Krankenhausumrüstung zu kostspielig

Windhoek (sb) - Der namibische Geschäftsmann Remind Ekandjo hat dem Gesundheitsministerium Dienstleistungen im Wert von über 800000 Namibia-Dollar in Rechnung gestellt. Der Eigentümer der Firma Remind Trading wurde von der Regierung im April damit beauftragt, das Messezentrum in Ongwediva in ein temporäres COVID-19-Krankenhaus umzuwandeln. Nachdem Ekandjo Ende Mai zwei Rechnungen für die Materialbeschaffung und geleistete Arbeit eingereicht hatte, beschloss das Ministerium das Unterfangen auf Eis zu legen. Der leitende Beamte der Oshana-Region, Martin Elago, bestätigte, dass es laut Regierung „viel zu kostspielig ist, das Krankenhaus zu unterhalten.” Das Ministerium habe sich dazu entschieden auf eine Abteilung des bereits bestehenden Oshakati-Immediate-Krankenhauses zurückzugreifen und diese als COVID-19-Isolierungsstation zu nutzen.

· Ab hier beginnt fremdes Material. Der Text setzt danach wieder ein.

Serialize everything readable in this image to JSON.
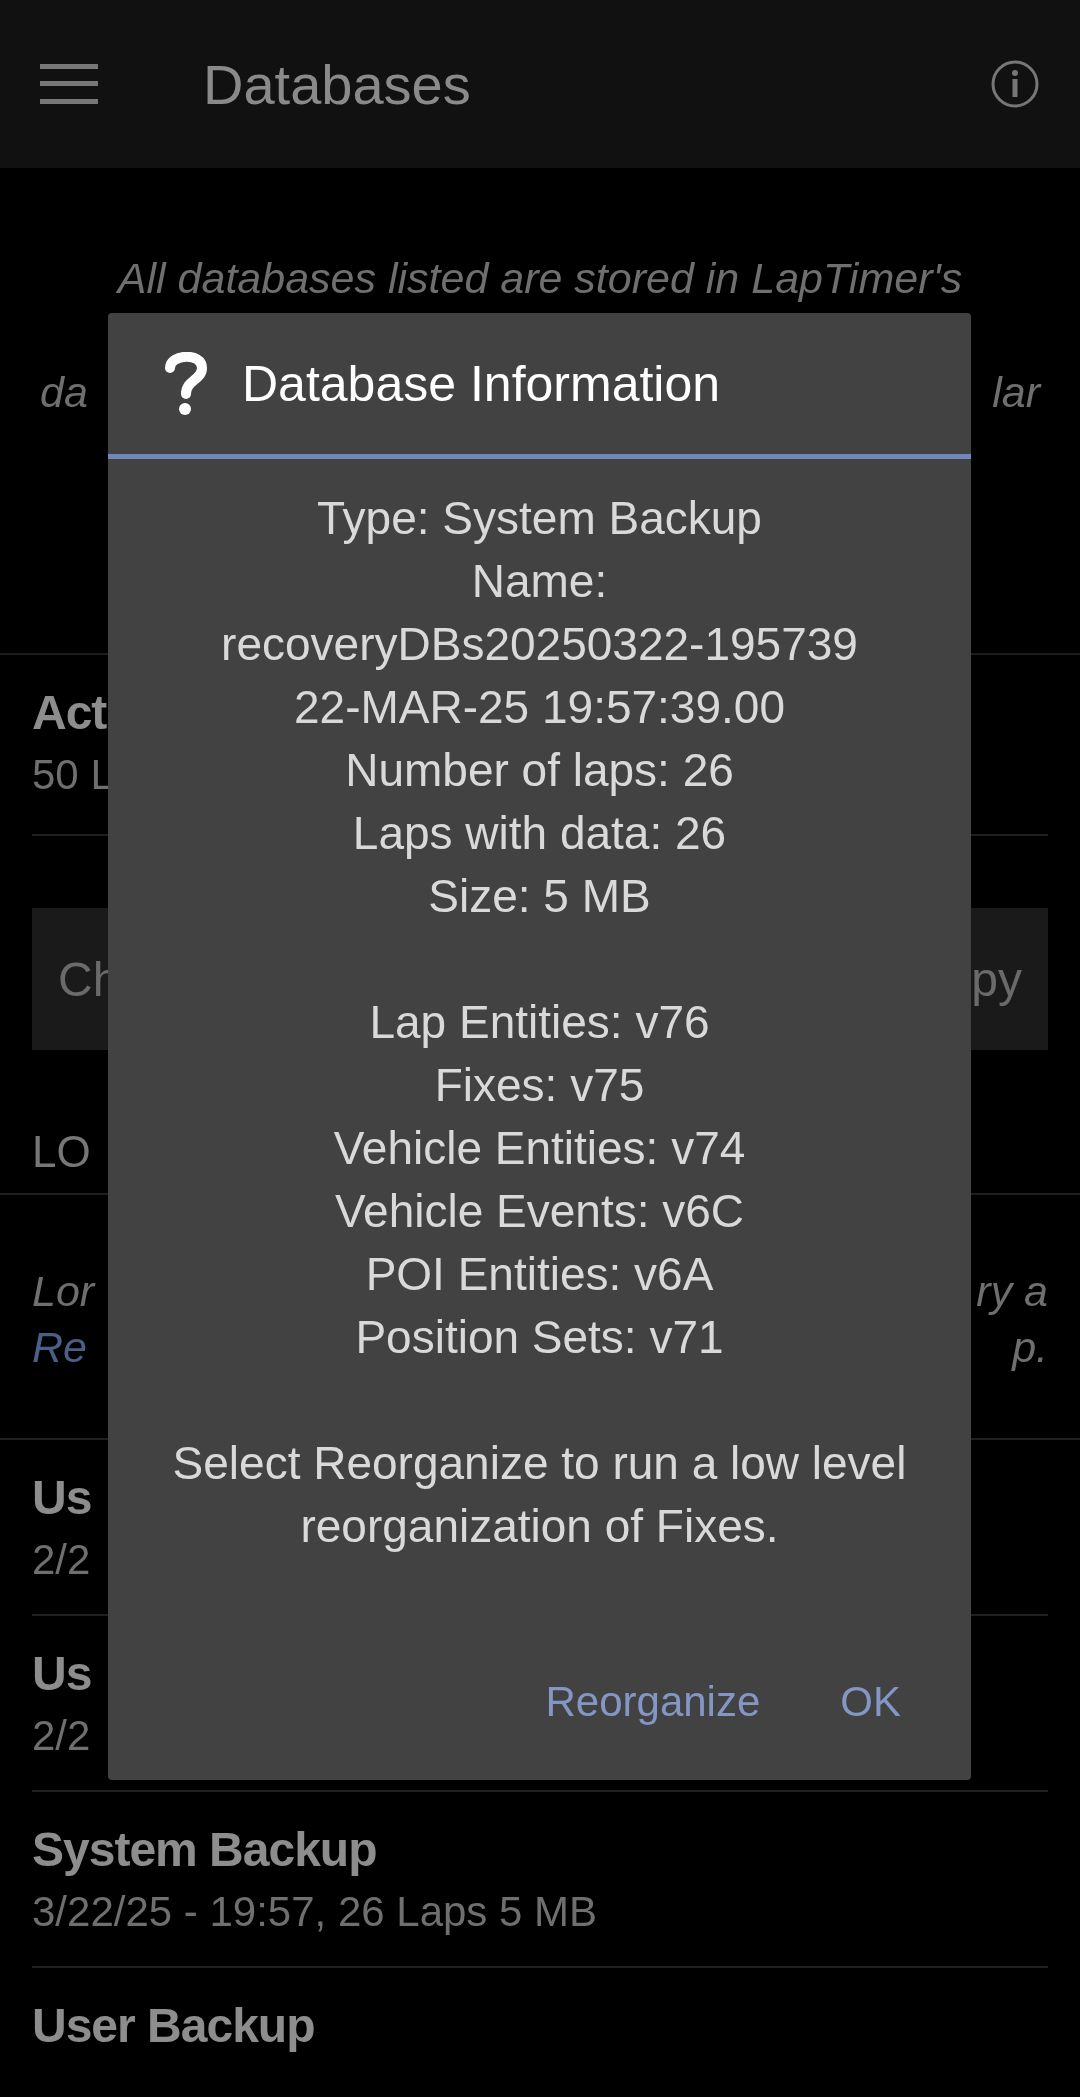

Laut Elago wurden die Rechnungen von Ekandjo an das Ministerium weitergeleitet, ob sie bezahlt wurden, wusste der Beamte jedoch nicht. Ekandjo wollte sich nicht dazu äußern, ob er das Geld erhalten habe, bestätigte jedoch, dass es eine Einigung zwischen den Parteien gegeben habe. Er habe die angebrachten temporären Trennwände, die das Ministerium für das Krankenhaus weiterhin mieten sollte, bereits wieder abgebaut. „Das bedeutet nicht, dass es das temporäre Krankenhaus nicht doch irgendwann geben wird. Momentan sollen Kosten gespart werden, aber wenn es notwendig ist, kann das Messezentrum schnell wieder umgerüstet werden“, sagte Ekandjo.